The line crackled, then went dead, the dial tone buzzing like a swarm of flies. Mara dropped the phone, her breath hitching.

She stumbled back, nearly tripping over the trunk, her mind racing. Ellie's scream echoed in her skull, raw and real, but the attic was empty—just her, the dust, the shadows.

She pressed a hand to her chest, trying to steady herself, when a sharp sting flared up her left arm.

She yanked up her sleeve, flashlight trembling in her other hand. There, on her forearm, was a gash—fresh, red, welling with blood.

It hadn't been there a minute ago. She hadn't felt it until now. The cut was long, jagged, slicing from her wrist halfway to her elbow, exactly where Ellie had said.

Mara choked on a gasp, dropping the flashlight. It rolled, casting wild arcs of light across the attic, and she pressed her hand to the wound, blood slicking her fingers.

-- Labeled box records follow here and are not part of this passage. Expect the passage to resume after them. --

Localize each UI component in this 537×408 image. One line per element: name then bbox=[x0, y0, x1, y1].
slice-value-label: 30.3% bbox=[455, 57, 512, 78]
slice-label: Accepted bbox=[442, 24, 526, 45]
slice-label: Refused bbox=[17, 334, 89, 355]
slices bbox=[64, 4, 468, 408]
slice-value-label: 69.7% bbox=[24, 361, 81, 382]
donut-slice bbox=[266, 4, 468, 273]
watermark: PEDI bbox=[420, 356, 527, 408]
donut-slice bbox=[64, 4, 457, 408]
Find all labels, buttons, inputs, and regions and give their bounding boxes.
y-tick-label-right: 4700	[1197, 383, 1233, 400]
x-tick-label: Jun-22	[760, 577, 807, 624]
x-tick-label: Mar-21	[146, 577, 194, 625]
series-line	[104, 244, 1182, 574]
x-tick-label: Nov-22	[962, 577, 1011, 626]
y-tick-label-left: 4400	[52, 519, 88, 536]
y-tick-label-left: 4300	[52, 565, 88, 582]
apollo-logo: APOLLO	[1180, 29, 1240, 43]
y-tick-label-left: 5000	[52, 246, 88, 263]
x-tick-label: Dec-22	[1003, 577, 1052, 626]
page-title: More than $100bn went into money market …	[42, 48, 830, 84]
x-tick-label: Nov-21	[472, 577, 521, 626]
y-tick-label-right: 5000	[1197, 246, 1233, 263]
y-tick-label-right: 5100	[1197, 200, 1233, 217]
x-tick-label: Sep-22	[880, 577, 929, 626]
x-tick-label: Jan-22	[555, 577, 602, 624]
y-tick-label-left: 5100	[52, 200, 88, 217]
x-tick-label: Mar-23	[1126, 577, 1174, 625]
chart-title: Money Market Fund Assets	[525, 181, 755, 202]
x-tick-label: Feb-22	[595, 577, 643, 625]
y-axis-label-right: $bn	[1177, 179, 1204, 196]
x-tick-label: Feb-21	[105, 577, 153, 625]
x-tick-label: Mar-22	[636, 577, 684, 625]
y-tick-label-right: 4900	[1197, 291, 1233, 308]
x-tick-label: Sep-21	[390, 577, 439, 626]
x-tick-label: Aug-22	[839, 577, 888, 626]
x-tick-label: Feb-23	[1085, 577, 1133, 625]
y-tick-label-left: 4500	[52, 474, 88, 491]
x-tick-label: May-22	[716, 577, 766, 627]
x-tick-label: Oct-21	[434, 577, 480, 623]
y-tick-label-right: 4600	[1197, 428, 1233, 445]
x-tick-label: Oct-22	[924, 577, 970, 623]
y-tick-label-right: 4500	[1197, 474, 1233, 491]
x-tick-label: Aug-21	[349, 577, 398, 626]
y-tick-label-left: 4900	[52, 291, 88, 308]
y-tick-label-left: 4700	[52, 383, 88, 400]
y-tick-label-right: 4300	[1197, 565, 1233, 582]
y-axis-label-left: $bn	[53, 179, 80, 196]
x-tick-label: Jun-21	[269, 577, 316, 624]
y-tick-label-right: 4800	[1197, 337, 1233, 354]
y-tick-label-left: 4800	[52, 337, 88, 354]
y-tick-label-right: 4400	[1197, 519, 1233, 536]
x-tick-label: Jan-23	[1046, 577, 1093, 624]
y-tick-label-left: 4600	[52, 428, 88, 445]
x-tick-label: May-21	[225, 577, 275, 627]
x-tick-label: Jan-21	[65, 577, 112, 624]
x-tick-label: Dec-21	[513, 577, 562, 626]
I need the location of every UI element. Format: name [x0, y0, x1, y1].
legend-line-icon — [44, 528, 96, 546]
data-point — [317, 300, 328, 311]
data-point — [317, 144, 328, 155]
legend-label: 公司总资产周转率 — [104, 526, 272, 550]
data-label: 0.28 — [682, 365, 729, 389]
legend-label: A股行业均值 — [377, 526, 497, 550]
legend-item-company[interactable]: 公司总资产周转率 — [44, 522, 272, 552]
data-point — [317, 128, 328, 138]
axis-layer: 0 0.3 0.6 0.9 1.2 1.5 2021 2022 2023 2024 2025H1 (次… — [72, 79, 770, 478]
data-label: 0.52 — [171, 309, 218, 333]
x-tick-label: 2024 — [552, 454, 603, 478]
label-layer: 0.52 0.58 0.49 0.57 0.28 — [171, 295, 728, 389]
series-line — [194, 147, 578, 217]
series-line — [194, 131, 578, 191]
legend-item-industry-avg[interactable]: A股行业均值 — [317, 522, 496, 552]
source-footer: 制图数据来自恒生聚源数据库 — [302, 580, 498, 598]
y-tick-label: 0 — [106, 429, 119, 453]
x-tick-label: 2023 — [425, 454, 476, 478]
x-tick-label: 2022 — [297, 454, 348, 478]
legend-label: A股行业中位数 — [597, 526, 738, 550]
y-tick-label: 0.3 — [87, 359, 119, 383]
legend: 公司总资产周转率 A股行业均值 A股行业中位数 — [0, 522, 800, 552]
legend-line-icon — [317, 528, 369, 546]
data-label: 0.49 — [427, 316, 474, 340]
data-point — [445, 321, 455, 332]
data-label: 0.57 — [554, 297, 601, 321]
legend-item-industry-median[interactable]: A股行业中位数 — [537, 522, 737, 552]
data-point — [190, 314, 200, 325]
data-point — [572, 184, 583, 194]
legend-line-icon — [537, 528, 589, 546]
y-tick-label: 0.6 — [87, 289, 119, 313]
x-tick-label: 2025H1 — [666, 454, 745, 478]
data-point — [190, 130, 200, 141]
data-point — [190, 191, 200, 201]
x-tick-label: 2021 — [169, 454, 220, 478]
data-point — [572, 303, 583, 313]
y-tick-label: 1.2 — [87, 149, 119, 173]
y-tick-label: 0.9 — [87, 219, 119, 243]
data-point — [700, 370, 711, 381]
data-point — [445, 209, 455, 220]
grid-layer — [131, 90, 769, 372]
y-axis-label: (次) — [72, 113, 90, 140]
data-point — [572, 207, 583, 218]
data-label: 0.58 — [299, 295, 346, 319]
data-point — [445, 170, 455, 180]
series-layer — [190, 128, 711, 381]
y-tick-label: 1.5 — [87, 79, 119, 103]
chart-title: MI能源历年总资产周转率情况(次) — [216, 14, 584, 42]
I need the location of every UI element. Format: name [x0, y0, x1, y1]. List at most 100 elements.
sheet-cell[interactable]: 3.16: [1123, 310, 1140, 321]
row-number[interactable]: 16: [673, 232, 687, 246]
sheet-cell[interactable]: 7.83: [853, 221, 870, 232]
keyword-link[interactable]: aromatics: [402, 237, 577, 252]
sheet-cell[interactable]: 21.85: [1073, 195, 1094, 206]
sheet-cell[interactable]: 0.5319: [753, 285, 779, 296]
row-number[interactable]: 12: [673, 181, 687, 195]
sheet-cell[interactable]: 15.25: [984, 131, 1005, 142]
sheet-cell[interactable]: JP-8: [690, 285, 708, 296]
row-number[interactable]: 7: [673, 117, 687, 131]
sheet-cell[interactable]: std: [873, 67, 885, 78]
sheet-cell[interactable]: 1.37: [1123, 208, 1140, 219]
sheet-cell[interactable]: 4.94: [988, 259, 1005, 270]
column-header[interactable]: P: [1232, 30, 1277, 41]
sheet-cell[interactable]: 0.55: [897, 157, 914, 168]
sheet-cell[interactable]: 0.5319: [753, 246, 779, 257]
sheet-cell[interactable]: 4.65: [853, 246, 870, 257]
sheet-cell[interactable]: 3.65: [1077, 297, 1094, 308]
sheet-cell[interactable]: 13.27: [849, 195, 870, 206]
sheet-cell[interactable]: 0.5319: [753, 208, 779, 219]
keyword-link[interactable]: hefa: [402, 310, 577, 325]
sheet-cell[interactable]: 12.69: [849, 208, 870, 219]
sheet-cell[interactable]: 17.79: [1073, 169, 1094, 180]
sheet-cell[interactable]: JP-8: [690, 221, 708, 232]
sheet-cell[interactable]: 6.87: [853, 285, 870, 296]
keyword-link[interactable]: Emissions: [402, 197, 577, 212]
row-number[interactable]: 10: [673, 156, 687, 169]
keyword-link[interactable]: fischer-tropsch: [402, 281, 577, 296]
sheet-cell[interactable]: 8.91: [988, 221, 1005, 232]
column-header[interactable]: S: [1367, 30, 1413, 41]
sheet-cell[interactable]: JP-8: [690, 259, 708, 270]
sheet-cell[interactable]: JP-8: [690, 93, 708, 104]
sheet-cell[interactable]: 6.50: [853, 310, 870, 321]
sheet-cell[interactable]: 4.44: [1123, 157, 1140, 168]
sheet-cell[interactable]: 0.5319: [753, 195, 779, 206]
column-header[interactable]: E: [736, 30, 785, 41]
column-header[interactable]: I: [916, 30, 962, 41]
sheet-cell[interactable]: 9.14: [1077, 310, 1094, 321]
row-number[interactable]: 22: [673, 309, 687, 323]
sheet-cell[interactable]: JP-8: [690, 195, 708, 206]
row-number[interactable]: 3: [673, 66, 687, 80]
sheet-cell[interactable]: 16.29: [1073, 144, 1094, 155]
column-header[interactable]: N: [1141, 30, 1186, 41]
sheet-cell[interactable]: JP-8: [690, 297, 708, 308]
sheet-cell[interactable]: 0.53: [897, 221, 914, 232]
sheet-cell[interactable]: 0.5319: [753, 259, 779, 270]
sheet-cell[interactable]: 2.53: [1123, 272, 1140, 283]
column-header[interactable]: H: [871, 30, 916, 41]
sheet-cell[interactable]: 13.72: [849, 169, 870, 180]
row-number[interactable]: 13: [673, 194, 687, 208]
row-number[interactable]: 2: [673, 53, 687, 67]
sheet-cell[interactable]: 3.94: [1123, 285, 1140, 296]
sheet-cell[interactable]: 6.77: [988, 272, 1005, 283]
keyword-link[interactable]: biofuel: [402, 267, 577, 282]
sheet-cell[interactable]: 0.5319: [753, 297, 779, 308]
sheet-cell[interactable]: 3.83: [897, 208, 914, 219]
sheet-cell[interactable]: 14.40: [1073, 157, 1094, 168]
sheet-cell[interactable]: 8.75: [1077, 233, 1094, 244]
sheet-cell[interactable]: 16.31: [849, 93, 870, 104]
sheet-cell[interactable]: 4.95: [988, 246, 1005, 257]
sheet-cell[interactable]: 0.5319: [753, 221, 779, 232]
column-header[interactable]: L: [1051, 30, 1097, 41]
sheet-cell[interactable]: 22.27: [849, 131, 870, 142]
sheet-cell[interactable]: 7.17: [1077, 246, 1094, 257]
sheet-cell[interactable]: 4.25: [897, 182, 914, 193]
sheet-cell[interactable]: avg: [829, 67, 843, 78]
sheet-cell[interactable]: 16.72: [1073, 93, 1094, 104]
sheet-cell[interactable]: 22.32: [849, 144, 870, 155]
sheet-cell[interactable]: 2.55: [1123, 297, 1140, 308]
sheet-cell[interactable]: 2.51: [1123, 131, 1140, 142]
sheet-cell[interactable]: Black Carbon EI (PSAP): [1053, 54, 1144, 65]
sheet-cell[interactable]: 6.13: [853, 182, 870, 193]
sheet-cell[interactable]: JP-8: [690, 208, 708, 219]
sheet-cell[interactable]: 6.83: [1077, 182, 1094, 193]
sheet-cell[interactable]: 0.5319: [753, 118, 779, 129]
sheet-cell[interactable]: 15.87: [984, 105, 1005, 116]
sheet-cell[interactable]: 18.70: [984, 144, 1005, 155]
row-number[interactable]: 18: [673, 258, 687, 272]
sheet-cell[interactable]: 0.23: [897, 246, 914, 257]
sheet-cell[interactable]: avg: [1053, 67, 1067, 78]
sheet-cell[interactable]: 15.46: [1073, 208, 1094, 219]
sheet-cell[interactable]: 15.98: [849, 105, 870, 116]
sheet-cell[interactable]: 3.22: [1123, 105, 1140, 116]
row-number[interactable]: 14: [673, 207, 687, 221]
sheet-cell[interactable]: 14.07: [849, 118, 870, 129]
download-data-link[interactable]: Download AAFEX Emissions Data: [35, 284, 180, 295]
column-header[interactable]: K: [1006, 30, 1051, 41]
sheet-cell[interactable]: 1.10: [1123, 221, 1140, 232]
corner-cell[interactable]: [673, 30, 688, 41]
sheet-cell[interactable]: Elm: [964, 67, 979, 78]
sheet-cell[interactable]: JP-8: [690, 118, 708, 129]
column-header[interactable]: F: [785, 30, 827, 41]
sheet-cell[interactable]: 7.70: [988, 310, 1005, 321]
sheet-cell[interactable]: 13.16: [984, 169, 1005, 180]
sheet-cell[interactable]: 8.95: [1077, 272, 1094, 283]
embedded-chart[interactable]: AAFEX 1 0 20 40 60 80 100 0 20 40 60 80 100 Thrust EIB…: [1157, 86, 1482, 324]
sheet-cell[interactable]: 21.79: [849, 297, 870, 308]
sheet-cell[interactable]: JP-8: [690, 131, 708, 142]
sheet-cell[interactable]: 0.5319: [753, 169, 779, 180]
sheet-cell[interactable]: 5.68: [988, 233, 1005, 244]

"No, no, no," she muttered, fumbling for the light. Her pulse roared, drowning out the silence.

She hadn't cut herself—there was nothing sharp up here, nothing she'd brushed against.

But the pain was real, throbbing in time with her heartbeat, and the blood wouldn't stop.

She staggered to the ladder, clutching her arm, and climbed down, the rungs slick under her boots.

In the bathroom, she ran the tap, splashing cold water over the gash. It stung like hell, but the bleeding slowed, the cut clotting into an angry red line.

She wrapped it in a towel, her hands shaking, and stumbled to the living room, where the photo album still lay open.

Her younger self stared up from the page, the porch rail photo from '99. Mara's breath caught.

The smudge in the background was still there, but now, across her teenage arm—her left forearm—was a scar.

The same jagged line, faded but unmistakable, carved into the girl she'd been. She touched her own arm, the towel damp with blood, and the room tilted.

The phone didn't ring again, but she didn't need it to. Something was happening—something impossible—tying her to Ellie, to 1999, to a past she didn't know.

She sank onto the couch, the towel pressed tight, and stared at the photo. The girl's eyes seemed darker now, her crooked smile gone, replaced by a blank, hollow gaze.

Outside, the wind picked up, rattling the windows. Mara didn't look. She didn't want to see what might be staring back.